Loi de finances 2026 : un tournant fiscal et social

Depuis le 19 février 2026 et sa promulgation officielle, la loi de finances pour l'année en cours suscite de nombreux débats et analyses. Cette législation budgétaire, d'une importance capitale pour les finances publiques et le quotidien des Français, introduit en effet plusieurs mesures structurantes qui modifient le paysage fiscal et social. Entre ajustements techniques et innovations politiques, voici un décryptage détaillé des principales dispositions qui entrent progressivement en application.
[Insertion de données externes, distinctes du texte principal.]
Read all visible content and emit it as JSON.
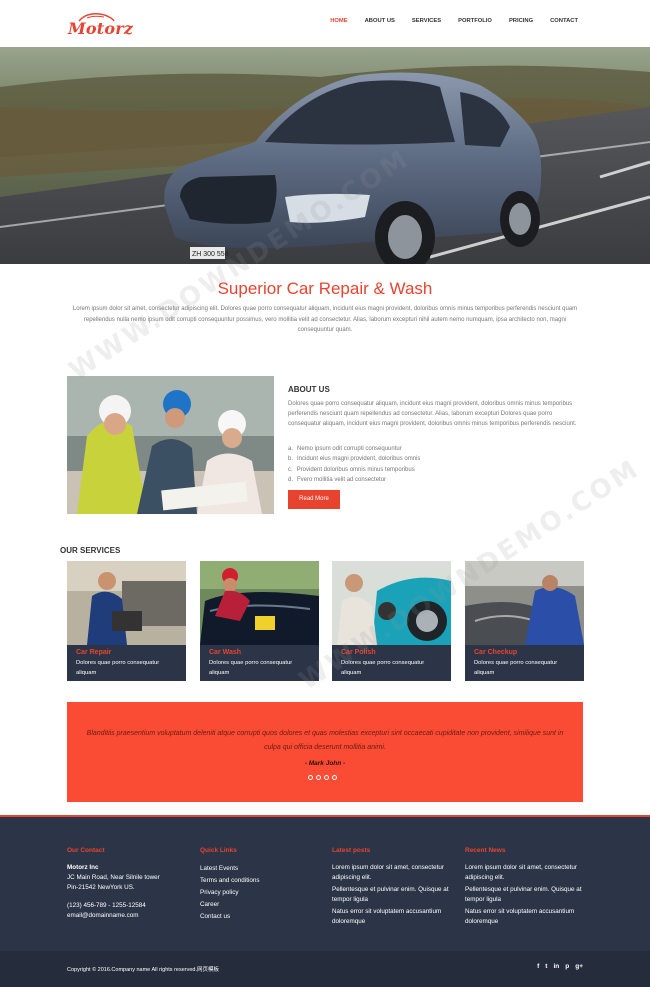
{
  "brand": {
    "logo_text": "Motorz"
  },
  "nav": {
    "items": [
      {
        "label": "HOME",
        "active": true
      },
      {
        "label": "ABOUT US",
        "active": false
      },
      {
        "label": "SERVICES",
        "active": false
      },
      {
        "label": "PORTFOLIO",
        "active": false
      },
      {
        "label": "PRICING",
        "active": false
      },
      {
        "label": "CONTACT",
        "active": false
      }
    ]
  },
  "hero": {
    "plate_text": "ZH 300 558"
  },
  "intro": {
    "title": "Superior Car Repair & Wash",
    "text": "Lorem ipsum dolor sit amet, consectetur adipiscing elit. Dolores quae porro consequatur aliquam, incidunt eius magni provident, doloribus omnis minus temporibus perferendis nesciunt quam repellendus nulla nemo ipsum odit corrupti consequuntur possimus, vero mollitia velit ad consectetur. Alias, laborum excepturi nihil autem nemo numquam, ipsa architecto non, magni consequuntur quam."
  },
  "about": {
    "title": "ABOUT US",
    "text": "Dolores quae porro consequatur aliquam, incidunt eius magni provident, doloribus omnis minus temporibus perferendis nesciunt quam repellendus ad consectetur. Alias, laborum excepturi Dolores quae porro consequatur aliquam, incidunt eius magni provident, doloribus omnis minus temporibus perferendis nesciunt.",
    "list": [
      {
        "marker": "a.",
        "text": "Nemo ipsum odit corrupti consequuntur"
      },
      {
        "marker": "b.",
        "text": "Incidunt eius magni provident, doloribus omnis"
      },
      {
        "marker": "c.",
        "text": "Provident doloribus omnis minus temporibus"
      },
      {
        "marker": "d.",
        "text": "Fvero mollitia velit ad consectetur"
      }
    ],
    "button": "Read More"
  },
  "services": {
    "title": "OUR SERVICES",
    "items": [
      {
        "name": "Car Repair",
        "desc": "Dolores quae porro consequatur aliquam"
      },
      {
        "name": "Car Wash",
        "desc": "Dolores quae porro consequatur aliquam"
      },
      {
        "name": "Car Polish",
        "desc": "Dolores quae porro consequatur aliquam"
      },
      {
        "name": "Car Checkup",
        "desc": "Dolores quae porro consequatur aliquam"
      }
    ]
  },
  "testimonial": {
    "quote": "Blanditiis praesentium voluptatum deleniti atque corrupti quos dolores et quas molestias excepturi sint occaecati cupiditate non provident, similique sunt in culpa qui officia deserunt mollitia animi.",
    "author": "- Mark John -"
  },
  "footer": {
    "contact": {
      "title": "Our Contact",
      "company": "Motorz Inc",
      "address1": "JC Main Road, Near Silnile tower",
      "address2": "Pin-21542 NewYork US.",
      "phone": "(123) 456-789 - 1255-12584",
      "email": "email@domainname.com"
    },
    "quick_links": {
      "title": "Quick Links",
      "items": [
        "Latest Events",
        "Terms and conditions",
        "Privacy policy",
        "Career",
        "Contact us"
      ]
    },
    "latest_posts": {
      "title": "Latest posts",
      "items": [
        "Lorem ipsum dolor sit amet, consectetur adipiscing elit.",
        "Pellentesque et pulvinar enim. Quisque at tempor ligula",
        "Natus error sit voluptatem accusantium doloremque"
      ]
    },
    "recent_news": {
      "title": "Recent News",
      "items": [
        "Lorem ipsum dolor sit amet, consectetur adipiscing elit.",
        "Pellentesque et pulvinar enim. Quisque at tempor ligula",
        "Natus error sit voluptatem accusantium doloremque"
      ]
    },
    "copyright": "Copyright © 2016.Company name All rights reserved.网页模板",
    "social": [
      "f",
      "t",
      "in",
      "p",
      "g+"
    ]
  },
  "watermark": "WWW.DOWNDEMO.COM",
  "colors": {
    "accent": "#e8432f",
    "testimonial_bg": "#fa4b35",
    "dark": "#2c3547",
    "darker": "#252d3d"
  }
}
Revalorisation du barème de l'impôt sur le revenu

L'une des mesures phares concerne la mise à jour du barème de l'impôt sur le revenu, indexée sur l'inflation mesurée à +0,9%. Cette revalorisation a pour objectif principal de neutraliser les effets de l'augmentation des prix sur le pouvoir d'achat des contribuables, évitant ainsi une imposition excessive due à la simple hausse nominale des revenus. Le nouveau barème, désormais en vigueur, se structure comme suit :

  • Jusqu'à 11 600 € de revenu imposable par part : taux marginal d'imposition de 0%
  • De 11 601 € à 29 579 € : taux marginal d'imposition de 11%
  • De 29 580 € à 84 577 € : taux marginal d'imposition de 30%
  • De 84 578 € à 181 917 € : taux marginal d'imposition de 41%
  • Au-delà de 181 917 € : taux marginal d'imposition de 45%

Cette actualisation permet de préserver le principe de progressivité de l'impôt tout en tenant compte du contexte économique actuel.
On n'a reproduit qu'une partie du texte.